As a recent Network World article noted, wired sensor networks have been around for decades, with an array of gauges measuring temperature, fluid levels, humidity and other attributes on pipelines, pumps, generators and manufacturing lines.

Thing is, many of these networks have been sort of outside the mainstream – run as separate wired networks, sometimes linked to a computer but often to a control panel that flashes lights or sounds an alarm when a temperature rises too high or a machine vibrates too much.

One of the technologies designed to help make these networks more enterprise-palatable is IEEE 802.15.4 or ZigBee as it is known from the group driving its development, the ZigBee Alliance.

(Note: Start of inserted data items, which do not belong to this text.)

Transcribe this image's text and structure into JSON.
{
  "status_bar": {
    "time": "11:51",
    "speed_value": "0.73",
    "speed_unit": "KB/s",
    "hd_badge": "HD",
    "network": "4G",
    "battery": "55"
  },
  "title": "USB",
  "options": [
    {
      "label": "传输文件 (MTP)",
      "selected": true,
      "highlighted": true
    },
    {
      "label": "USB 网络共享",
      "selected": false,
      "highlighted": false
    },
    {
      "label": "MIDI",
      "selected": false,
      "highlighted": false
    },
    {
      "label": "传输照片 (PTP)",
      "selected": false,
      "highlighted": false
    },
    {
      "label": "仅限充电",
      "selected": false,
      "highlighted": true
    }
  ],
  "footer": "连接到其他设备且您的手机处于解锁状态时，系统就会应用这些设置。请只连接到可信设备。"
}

ZigBee is intended as a specification for low-powered networks for such uses as wireless monitoring and control of lights, security alarms, motion sensors, thermostats and smoke detectors.  802.15.4/ZigBee networks are slated to run in the unlicensed frequencies, including the 2.4-GHz band in the U.S.

802.15.4 is part of the 802.15 wireless personal-area network effort at the IEEE. It is a simple (28K byte) packet-based radio protocol aimed at very low-cost, battery-operated widgets and sensors (whose batteries last years, not hours) that can intercommunicate and send low-bandwidth data to a centralized device.

According to our Technology Update author ( the v.1.0 draft of the ZigBee specification is set for release in the fourth quarter and a number of platforms based on the standard are expected to be available around the same time.